Many observers were quick to describe the decision as a severe blow to television and a sign of things to come, with some going so far as to ask whether it was the beginning of the end of TV as a medium for advertising. Others speculated on whether other industries, such as FMCG producers, would follow the German company’s lead. But a closer look at Rorsted’s decision and the dynamics surrounding it indicate that rumours of TV’s death may prove to be exaggerated. Instead, it seems, brand owners should seek to design marketing campaigns that are “media-neutral” – to set their strategy first, and only then decide which media offer the best way of implementing it.
Rorsted came to the German sportswear manufacturer from Henkel, where he presided over a tripling of the company’s share price. The Harvard Business school alumnus had previously worked at tech giants Oracle and HP. At Henkel, Rorsted had developed what Bloomberg News called a “cult-like following,” thanks to results like pushing net margins from 7 per cent to more than 10 per cent. He came to Adidas in October 2016 with a mandate to shake up the company, which was struggling in the U.S. market, under threat from upstarts like Under Armour. The CEO, a native of Denmark, also has an ambitious target of growing profits by 15 per cent a year through 2020.
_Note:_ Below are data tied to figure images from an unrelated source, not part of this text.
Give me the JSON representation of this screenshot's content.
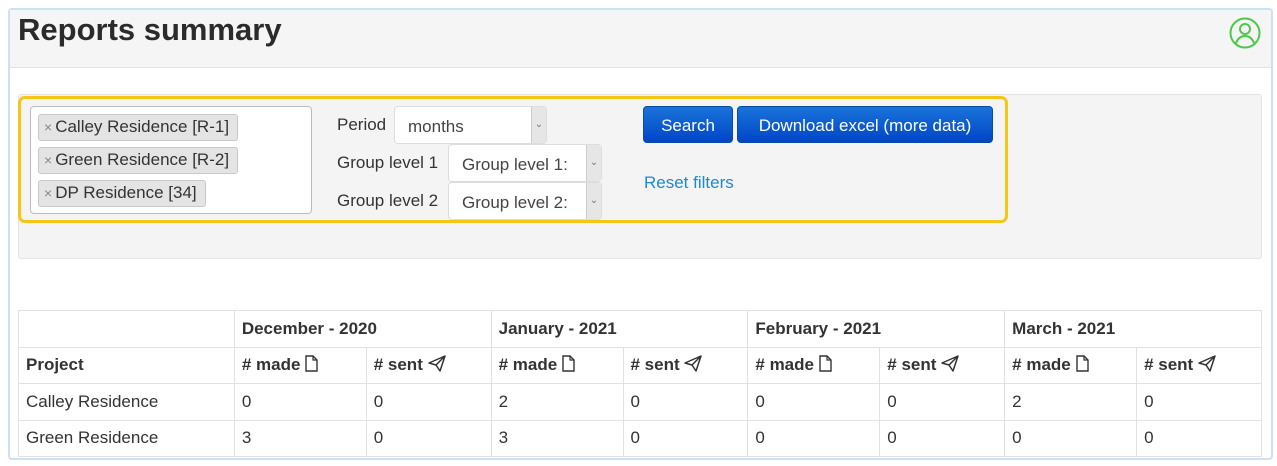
{
  "header": {
    "title": "Reports summary",
    "user_icon": "user-circle-icon",
    "user_icon_color": "#4cc94c"
  },
  "filters": {
    "projects": [
      {
        "label": "Calley Residence [R-1]"
      },
      {
        "label": "Green Residence [R-2]"
      },
      {
        "label": "DP Residence [34]"
      }
    ],
    "remove_glyph": "×",
    "period_label": "Period",
    "period_value": "months",
    "group1_label": "Group level 1",
    "group1_value": "Group level 1:",
    "group2_label": "Group level 2",
    "group2_value": "Group level 2:",
    "search_label": "Search",
    "download_label": "Download excel (more data)",
    "reset_label": "Reset filters",
    "highlight_color": "#f5c518",
    "button_color": "#0a5fd6"
  },
  "table": {
    "project_header": "Project",
    "months": [
      "December - 2020",
      "January - 2021",
      "February - 2021",
      "March - 2021"
    ],
    "made_label": "# made",
    "sent_label": "# sent",
    "rows": [
      {
        "project": "Calley Residence",
        "values": [
          "0",
          "0",
          "2",
          "0",
          "0",
          "0",
          "2",
          "0"
        ]
      },
      {
        "project": "Green Residence",
        "values": [
          "3",
          "0",
          "3",
          "0",
          "0",
          "0",
          "0",
          "0"
        ]
      }
    ]
  }
}
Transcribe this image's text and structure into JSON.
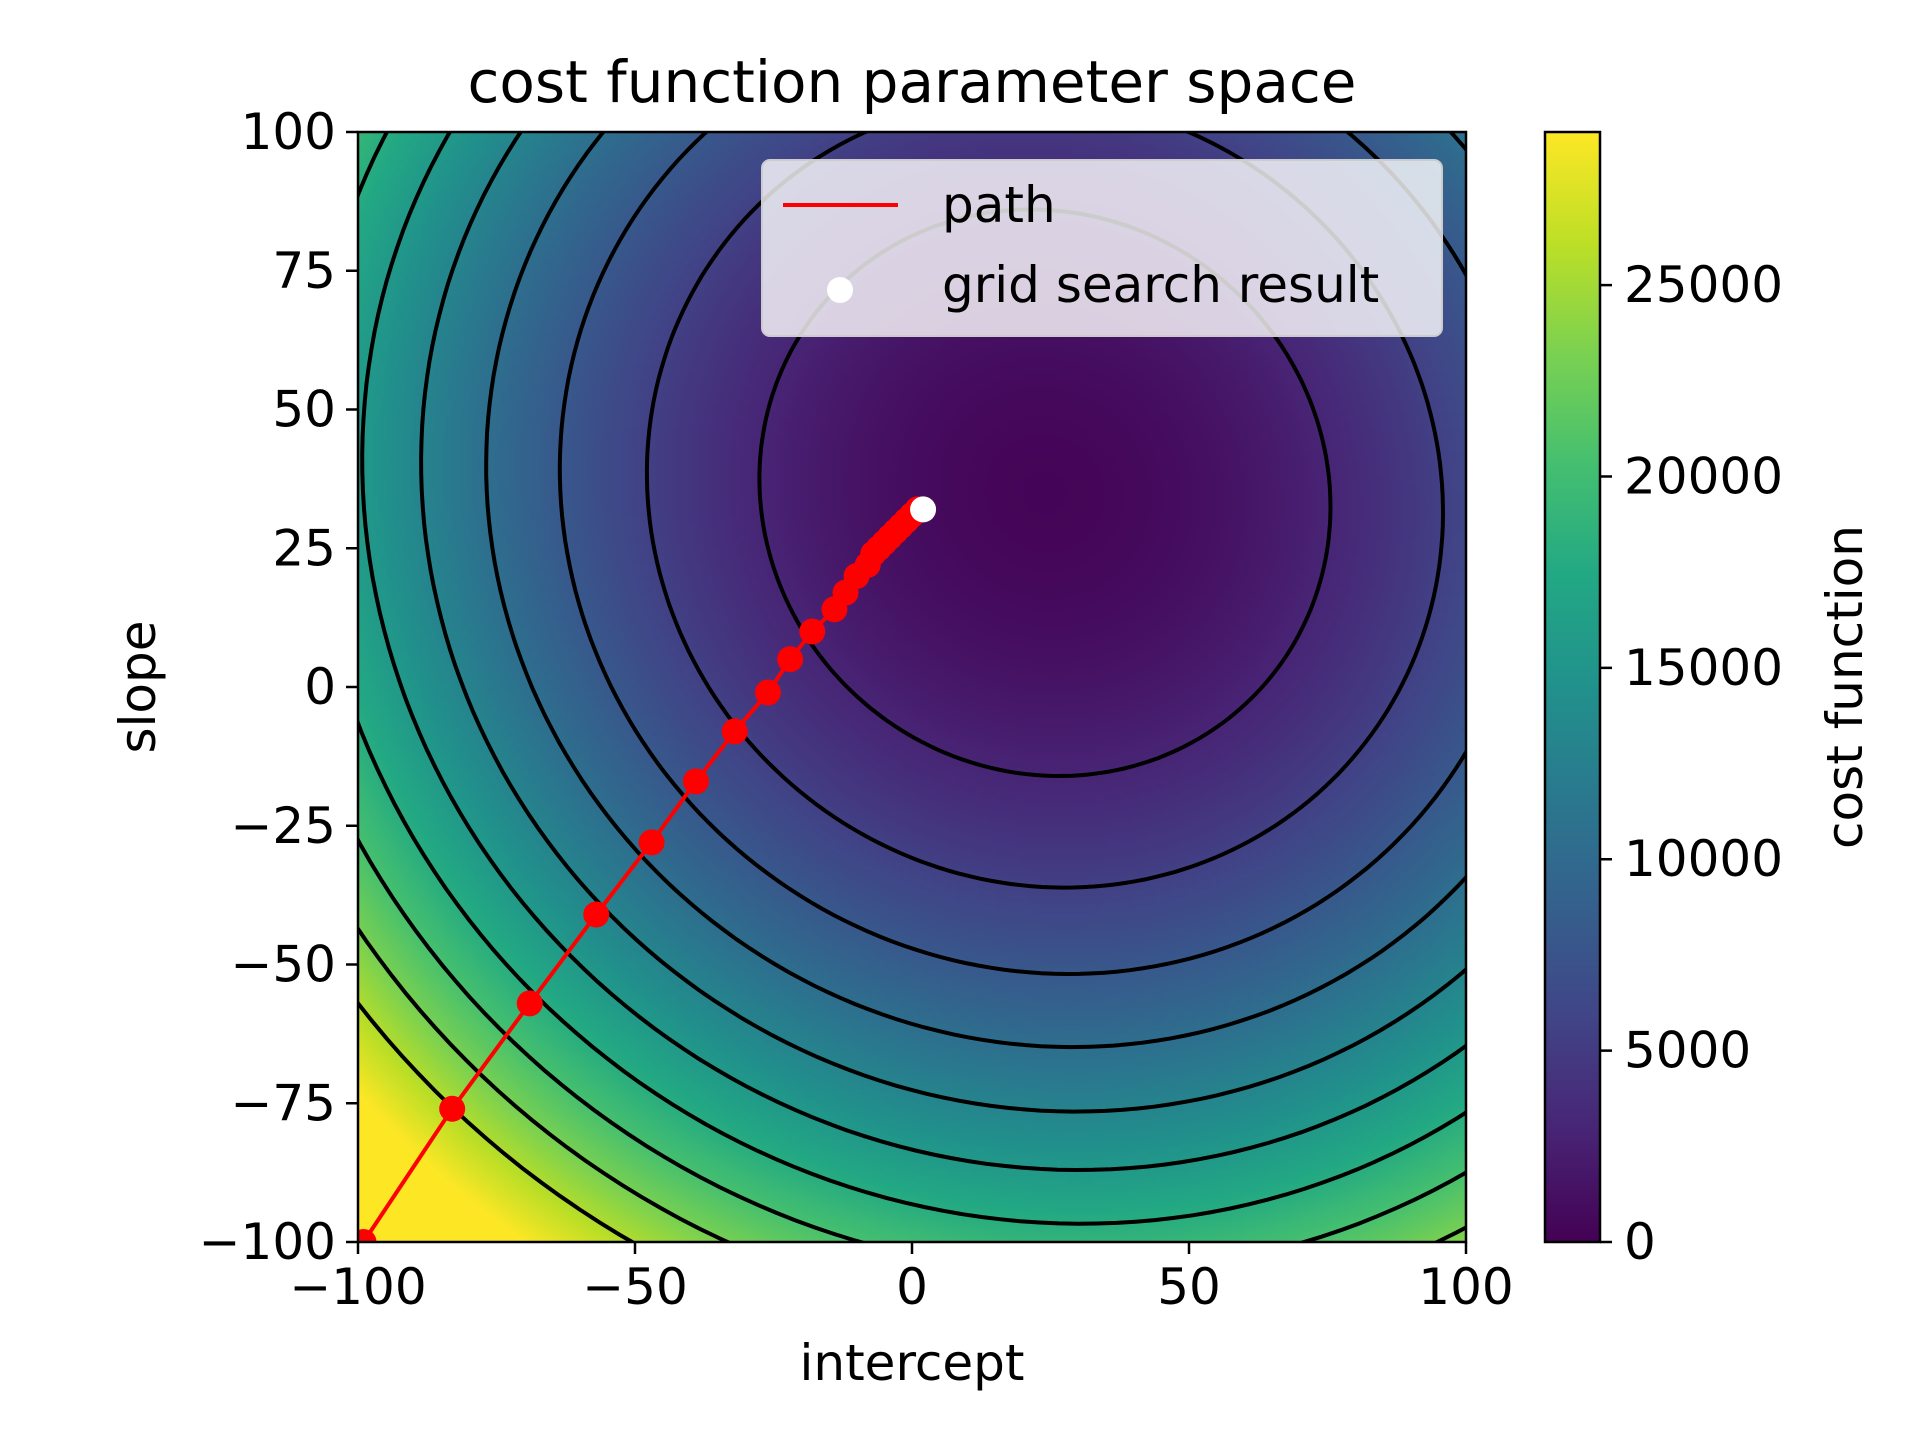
{
  "chart_data": {
    "type": "heatmap",
    "title": "cost function parameter space",
    "xlabel": "intercept",
    "ylabel": "slope",
    "xlim": [
      -100,
      100
    ],
    "ylim": [
      -100,
      100
    ],
    "x_ticks": [
      -100,
      -50,
      0,
      50,
      100
    ],
    "x_tick_labels": [
      "−100",
      "−50",
      "0",
      "50",
      "100"
    ],
    "y_ticks": [
      -100,
      -75,
      -50,
      -25,
      0,
      25,
      50,
      75,
      100
    ],
    "y_tick_labels": [
      "−100",
      "−75",
      "−50",
      "−25",
      "0",
      "25",
      "50",
      "75",
      "100"
    ],
    "colormap": "viridis",
    "colorbar": {
      "label": "cost function",
      "range": [
        0,
        29000
      ],
      "ticks": [
        0,
        5000,
        10000,
        15000,
        20000,
        25000
      ],
      "tick_labels": [
        "0",
        "5000",
        "10000",
        "15000",
        "20000",
        "25000"
      ]
    },
    "cost_surface": {
      "minimum": [
        24,
        35
      ],
      "min_value": 350,
      "coef_intercept": 1.0,
      "coef_slope": 1.02,
      "coef_cross": 0.1
    },
    "contour_levels": [
      3000,
      5500,
      8000,
      10500,
      13000,
      15500,
      18000,
      20500,
      23000,
      25500
    ],
    "legend": {
      "placement": "upper right",
      "entries": [
        {
          "label": "path",
          "marker": "line",
          "color": "#ff0000"
        },
        {
          "label": "grid search result",
          "marker": "circle",
          "color": "#ffffff"
        }
      ]
    },
    "series": [
      {
        "name": "path",
        "type": "line",
        "color": "#ff0000",
        "points": [
          [
            -99,
            -100
          ],
          [
            -83,
            -76
          ],
          [
            -69,
            -57
          ],
          [
            -57,
            -41
          ],
          [
            -47,
            -28
          ],
          [
            -39,
            -17
          ],
          [
            -32,
            -8
          ],
          [
            -26,
            -1
          ],
          [
            -22,
            5
          ],
          [
            -18,
            10
          ],
          [
            -14,
            14
          ],
          [
            -12,
            17
          ],
          [
            -10,
            20
          ],
          [
            -8,
            22
          ],
          [
            -7,
            24
          ],
          [
            -6,
            25
          ],
          [
            -5,
            26
          ],
          [
            -4,
            27
          ],
          [
            -3,
            28
          ],
          [
            -2,
            29
          ],
          [
            -1,
            30
          ],
          [
            0,
            31
          ],
          [
            1,
            32
          ]
        ]
      },
      {
        "name": "grid search result",
        "type": "scatter",
        "color": "#ffffff",
        "points": [
          [
            2,
            32
          ]
        ]
      }
    ]
  }
}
Consumers are “cutting the cord”
As Rorsted took over the reins in Germany last year, digital spending was pulling even with TV in the U.S. and other markets. Streaming services are booming, and more and more consumers are becoming “cord cutters” – giving up their pay-tv subscriptions. And in comparison with TV, of course, digital advertising has the key advantage of being able to “price its eyeballs”, as one expert put it – to know that viewers are engaged and interacting with the content, not passively consuming advertising while focused on other activities, or using a recording device to skip over the ads entirely.
In addition to the ground rules of this new environment, which affect all brands equally, there may be a reasonably good, narrower case for companies like Adidas to drop TV advertising, or at least to reduce it sharply.
Is this the way to go for all FMCG companies?
First of all, with a younger demographic than most FMCG companies, Adidas is better able to use digital marketing, including social media and mobile advertising, to reach its consumers. Secondly, although television retains its advantage over digital in its monopoly – so far – on broadcasting live events, particularly sports, Adidas’s sponsorship efforts ensure that it will continue to get visibility from sporting events. The company also benefits from the TV campaigns of retailers, including footwear chains.
The relationship with retailers is a two-way street, of course – since retailers also depend on brands’ marketing campaigns to drive traffic to their bricks and mortar stores. And here, Rorsted’s decision ties in with another target: increasing sales at Adidas’s own online store, which accounts for less than 10 per cent of the company’s sales. That share should be helped by another trend that’s reshaping the business of activewear: mass customisation of products such as running shoes, which obviously is better suited to an online sales channel where the producer establishes a direct relationship with the end-user.
But that’s different from the rest of the world of FMCGs, and it’s also an indicator that Rorsted’s brave new digital-only world may not be the right strategy for his old company, Henkel, and its rivals. Furthermore, while Adidas’s younger demographic means its logical for mobile to play a bigger role than it does for FMCG producers, it remains to be seen how those consumers’ tastes and media consumption habits will change as they mature.
It’s unlikely that cord-cutters will return to paying for standard pay-tv packages. But human physiology won’t change, and it will always be more convenient and comfortable to consume media on a larger screen. What’s more, the ability to afford a large screen, and to choose what’s on it, are both factors that increase as consumers age.
Will the media-neutral approach be the next trend in FMCG advertising strategy?
At this point, marketers old enough to remember the 1980s will no doubt recall predictions that video recorders would spell the death of cinema. But just as an excursion to see a film on the silver screen in the company of other people turned out to be an experience that couldn’t be replaced by watching a video at home, so the lure of watching big events on a big TV screen may prove resistant to the threat from mobile phones and tablets.
All of this suggests that for FMCG companies at least, a better approach than Rorsted’s is one that’s media-neutral: Decide whom you want to reach, with what message, and only then choose the media that’s best suited to accomplish that goal.
Just months before Rorsted’s bombshell announcement, Coca-Cola Co.’s outgoing global Chief Marketing Officer Marcos de Quinto defended the role of television in the company’s marketing efforts. The company’s “one brand” approach relies on television to tell the same story, in a single global campaign for multiple varieties of its products, better than its somewhat scattershot digital efforts. De Quinto told a beverage-industry conference that TV remains “very, very critical for our business.”
For the people whose job is to build and maintain FMCG brands, those are words to live by – regardless of how Rorsted’s digital-only strategy fares at Adidas.